位相調整モータ62の回転によるねじ送り構成により、フレーム54は図示しない装置本体側板に固定されたガイド部材によりガイドされながら上下に移動する。平プーリとしての各偏向プーリ44は、図示しない装置本体側板に固定された軸66に回転自在に支持されており、調整用プーリ40,42とドラム駆動プーリ92,94間においてタイミングベルト20を絞り込むように配置され、タイミングベルト20の裏面に当接している。
【0027】
位相調整モータ62が回転駆動され、フレーム54が上方向(矢印X方向)に移動すると、調整用プーリ40,42が共に上方に変位し、版胴8,10はそれぞれ図1において矢印a、b方向に回転する。これにより版胴8,10の位相が変化し、位相調整(色ずれ調整)が可能となる。上記と逆方向の位相調整をする場合には、位相調整モータ62を逆回転させ、フレーム54を下方向(矢印Y方向)に移動させればよい。
【0028】
次に、用紙の種類に応じた下流側の版胴10の位相調整について説明する。
上記構成を有する孔版印刷装置2は、図4に示す制御手段95によって制御され、操作パネル96を介して各種の制御条件が設定されるようになっている。
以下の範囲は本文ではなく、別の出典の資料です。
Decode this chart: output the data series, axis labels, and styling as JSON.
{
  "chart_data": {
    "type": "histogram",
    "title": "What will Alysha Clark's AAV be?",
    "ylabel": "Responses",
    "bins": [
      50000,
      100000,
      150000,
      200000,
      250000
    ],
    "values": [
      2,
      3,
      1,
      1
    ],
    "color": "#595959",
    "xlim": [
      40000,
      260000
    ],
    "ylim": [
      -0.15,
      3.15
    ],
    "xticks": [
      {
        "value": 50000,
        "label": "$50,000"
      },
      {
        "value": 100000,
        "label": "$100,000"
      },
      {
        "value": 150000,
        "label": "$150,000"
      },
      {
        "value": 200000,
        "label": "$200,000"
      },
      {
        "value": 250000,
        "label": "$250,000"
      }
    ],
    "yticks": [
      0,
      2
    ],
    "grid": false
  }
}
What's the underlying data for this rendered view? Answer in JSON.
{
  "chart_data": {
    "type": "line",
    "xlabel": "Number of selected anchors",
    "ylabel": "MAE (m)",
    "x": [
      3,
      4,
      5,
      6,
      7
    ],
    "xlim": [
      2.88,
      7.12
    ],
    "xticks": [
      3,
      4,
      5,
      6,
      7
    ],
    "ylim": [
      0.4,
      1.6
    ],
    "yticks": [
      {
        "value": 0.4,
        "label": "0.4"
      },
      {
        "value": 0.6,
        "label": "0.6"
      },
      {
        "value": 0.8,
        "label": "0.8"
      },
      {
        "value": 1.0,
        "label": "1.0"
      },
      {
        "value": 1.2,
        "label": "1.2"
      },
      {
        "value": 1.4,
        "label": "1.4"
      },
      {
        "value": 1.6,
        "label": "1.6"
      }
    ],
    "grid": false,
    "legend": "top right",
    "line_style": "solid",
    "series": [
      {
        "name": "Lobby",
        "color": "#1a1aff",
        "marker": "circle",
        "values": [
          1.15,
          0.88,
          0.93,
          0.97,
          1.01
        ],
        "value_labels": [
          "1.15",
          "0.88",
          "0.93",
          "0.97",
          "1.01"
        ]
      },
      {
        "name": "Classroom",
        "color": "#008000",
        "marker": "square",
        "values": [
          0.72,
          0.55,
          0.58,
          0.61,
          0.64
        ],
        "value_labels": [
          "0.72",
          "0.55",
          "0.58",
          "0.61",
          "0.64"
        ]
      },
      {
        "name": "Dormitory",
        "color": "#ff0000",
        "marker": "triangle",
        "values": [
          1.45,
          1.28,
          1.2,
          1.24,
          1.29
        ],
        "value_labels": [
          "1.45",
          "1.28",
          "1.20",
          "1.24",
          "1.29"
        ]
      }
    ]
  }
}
制御手段95は、CPU,ROM(印刷用紙の種類別の位相調整データが予め記憶されたメモリ),RAM,I/Oインターフェース等を含むマイクロコンピュータであり、ドラム間位相調整手段22の位相調整モータ62等を制御する。操作パネル96には、用紙種類設定手段97が設けられており、オペレータが印刷用紙Pの種類を選択して設定できるようになっている。
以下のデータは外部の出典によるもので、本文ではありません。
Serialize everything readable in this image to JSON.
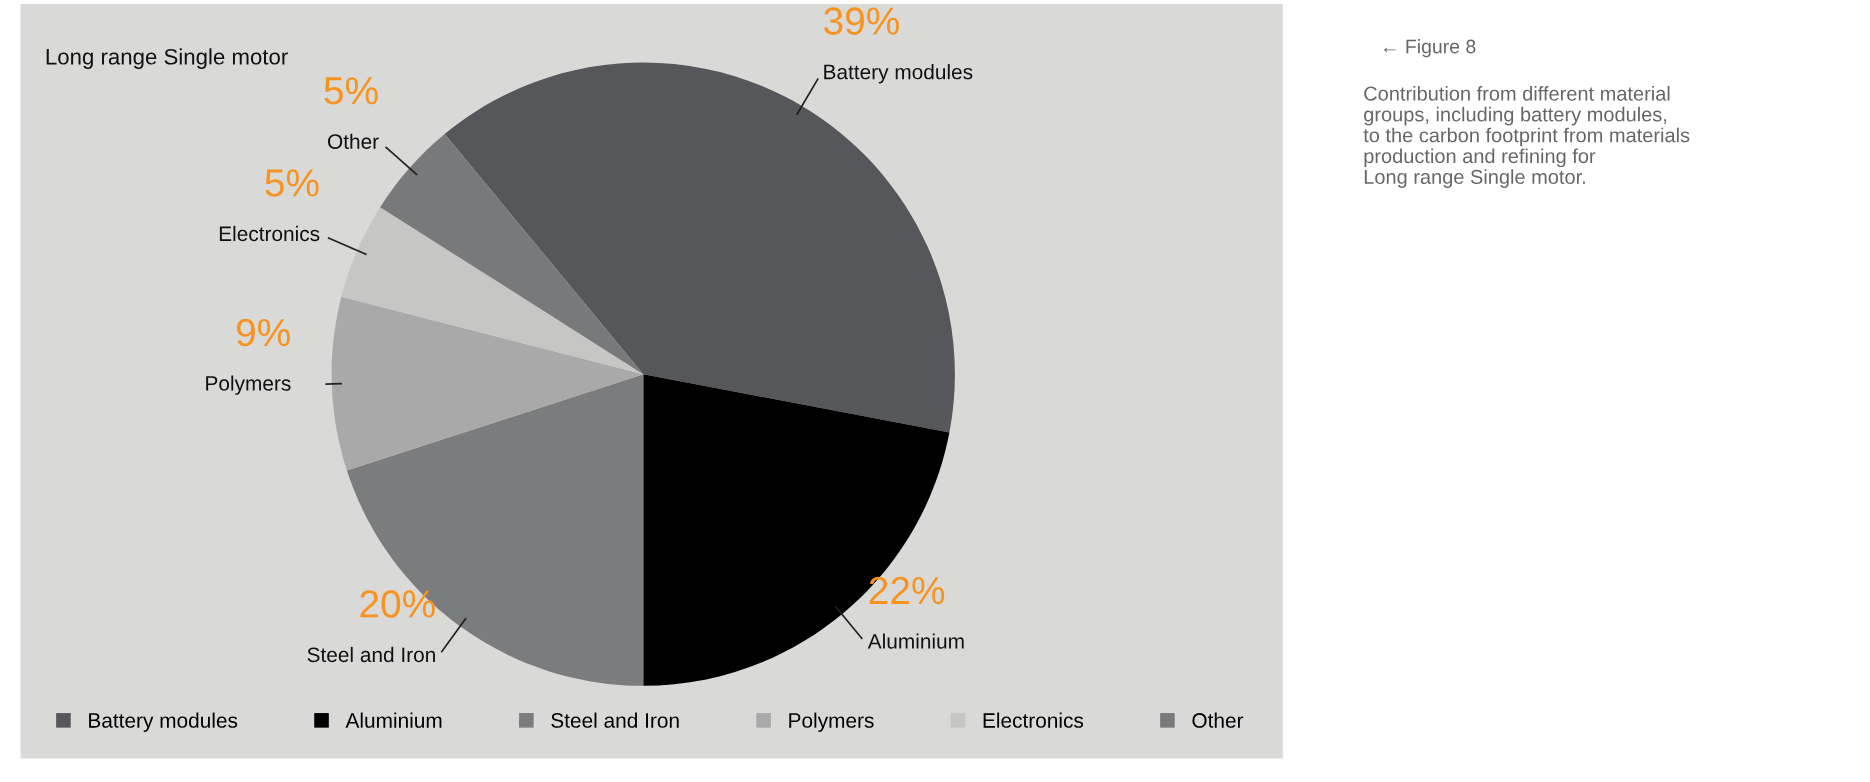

制御手段95の図示しないROMには、位相調整データD1(薄紙用),D0(標準紙用) ,D2(厚紙用) が予め記憶されており、用紙種類設定手段97により印刷用紙Pの種類が設定されると、制御手段95は設定された印刷用紙Pの種類に対応した位相調整データを抽出し、抽出したデータに基づいて下流側の版胴10の位相を調整する。
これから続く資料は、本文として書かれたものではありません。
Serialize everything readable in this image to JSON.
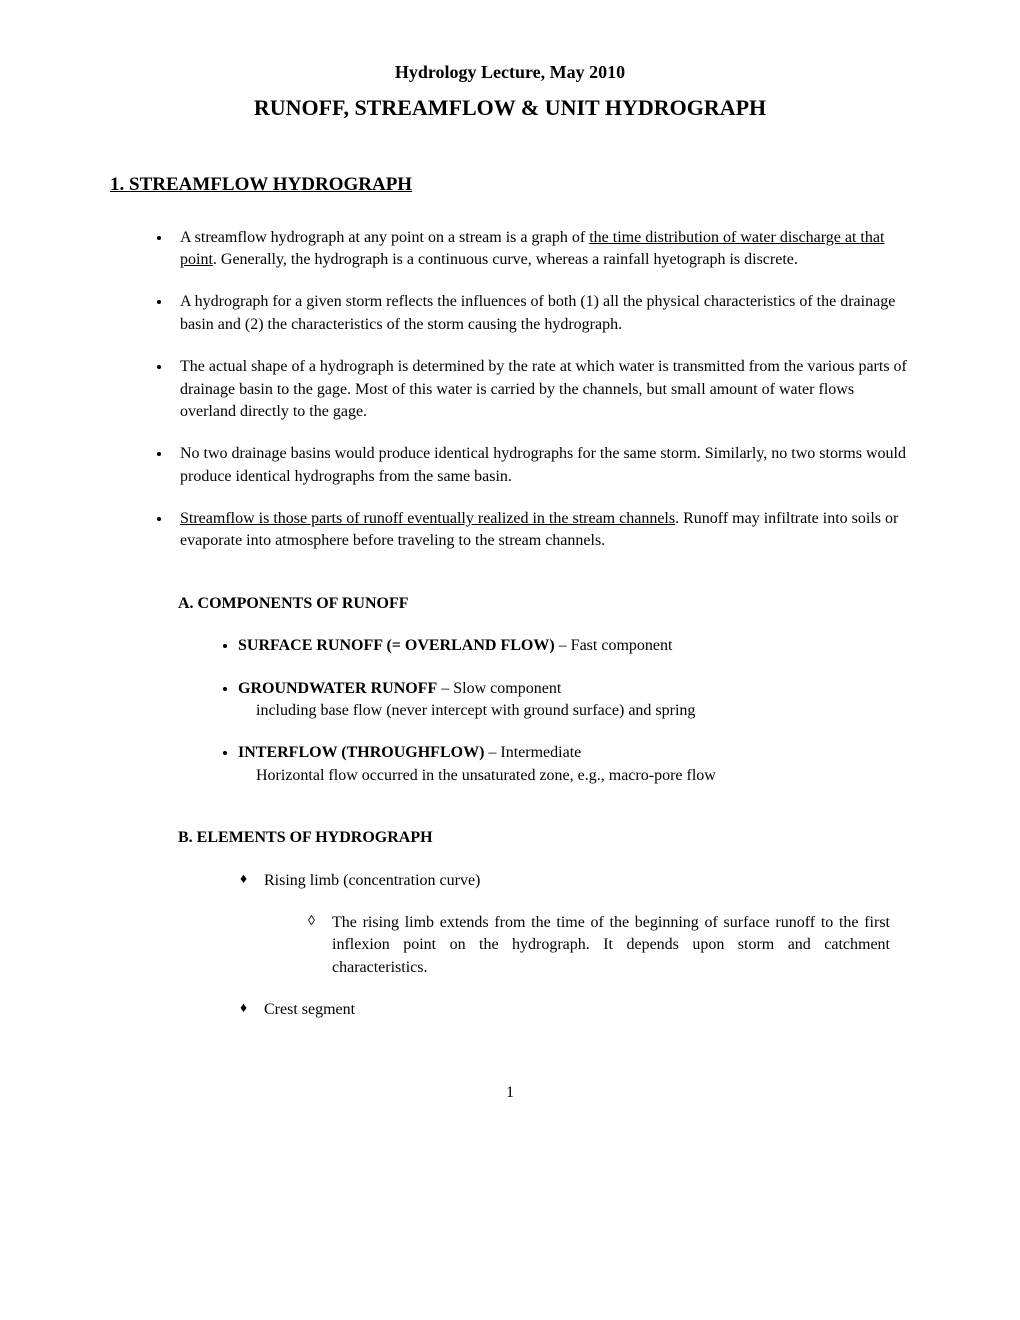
{
  "lecture_line": "Hydrology Lecture, May 2010",
  "main_title": "RUNOFF, STREAMFLOW & UNIT HYDROGRAPH",
  "section1": {
    "heading": "1. STREAMFLOW HYDROGRAPH",
    "bullets": {
      "b1_pre": "A streamflow hydrograph at any point on a stream is a graph of ",
      "b1_underline": "the time distribution of water discharge at that point",
      "b1_post": ". Generally, the hydrograph is a continuous curve, whereas a rainfall hyetograph is discrete.",
      "b2": "A hydrograph for a given storm reflects the influences of both (1) all the physical characteristics of the drainage basin and (2) the characteristics of the storm causing the hydrograph.",
      "b3": "The actual shape of a hydrograph is determined by the rate at which water is transmitted from the various parts of drainage basin to the gage. Most of this water is carried by the channels, but small amount of water flows overland directly to the gage.",
      "b4": "No two drainage basins would produce identical hydrographs for the same storm. Similarly, no two storms would produce identical hydrographs from the same basin.",
      "b5_underline": "Streamflow is those parts of runoff eventually realized in the stream channels",
      "b5_post": ". Runoff may infiltrate into soils or evaporate into atmosphere before traveling to the stream channels."
    }
  },
  "sectionA": {
    "heading": "A.  COMPONENTS OF RUNOFF",
    "items": {
      "i1_bold": "SURFACE RUNOFF (= OVERLAND FLOW)",
      "i1_rest": " – Fast component",
      "i2_bold": "GROUNDWATER RUNOFF",
      "i2_rest": "  – Slow component",
      "i2_note": "including base flow (never intercept with ground surface) and spring",
      "i3_bold": "INTERFLOW (THROUGHFLOW)",
      "i3_rest": " – Intermediate",
      "i3_note": " Horizontal flow occurred in the unsaturated zone, e.g., macro-pore flow"
    }
  },
  "sectionB": {
    "heading": "B.  ELEMENTS OF HYDROGRAPH",
    "items": {
      "i1": "Rising limb (concentration curve)",
      "i1_sub": "The rising limb extends from the time of the beginning of surface runoff to the first inflexion point on the hydrograph. It depends upon storm and catchment characteristics.",
      "i2": "Crest segment"
    }
  },
  "page_number": "1"
}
これらの位相調整データは、下流側の版胴10での画像位置のずれを実際に補正できる値として実験的に得られた最適値又は平均値である。
【0029】
具体的に説明すると、制御手段95は、位相調整データを抽出すると、この位相調整データに対応したドラム間位相調整手段22による調整量を位相調整モータ62のステップ数に換算し、決定されたステップ数に基づいて位相調整モータ62を制御する。
例えば、印刷用紙Pの種類として厚紙が設定されると、制御手段95は図示しないROMから厚紙用の位相調整データD2 を抽出し、このデータD2 をステップ数に換算し、下流側の版胴10上の画像位置を進めさせるべく、決定されたステップ数に基づいて位相調整モータ62を駆動してドラム間位相調整手段22(厳密にはフレーム54)を上方に変位させる。
電源投入時や印刷用紙Pの種類が変わった場合には、制御手段95は位相調整モータ62を駆動してドラム間位相調整手段22をホームポジションに位置付ける制御を行うようになっている。
【0030】
標準紙で画像の位置ずれが無いように調整し、薄紙と厚紙の場合のみ位相調整を行う制御方式としてもよい。この場合、標準が選択されたときは、制御手段95はドラム間位相調整手段22がホームポジションに位置した状態で印刷を実行するように制御する。
また、用紙の種類を標準、薄紙、厚紙の3種類よりもさらに多段階に分類し、それぞれの位相調整データを実験的に決定して精密な制御を行うようにしてもよい。
【0031】
本実施例における用紙の種類(標準、薄紙、厚紙)の区別は印刷用紙Pの寸法的な厚みを基準としているが、これに限定される趣旨ではなく、紙質による腰力を基準として区別してもよい。従って、同じ厚みでも腰力の差によって区別するケースもあり得る。
【0032】
用紙種類設定手段97は、図5に示すように、操作パネル96の表示部を兼ねる液晶表示部98と、用紙種類を選択するための矢印キー99a、99bと、選択された用紙種類を確定入力するための設定キー99c等を有している。
液晶表示部98は、図示しない液晶駆動回路を介して制御手段95により制御される。液晶表示部98の図中上段部には「用紙の種類を選択入力して下さい」という操作概要が文字で表示され、中段部には目視で選択できるように、標準、薄紙、厚紙が文字表示される。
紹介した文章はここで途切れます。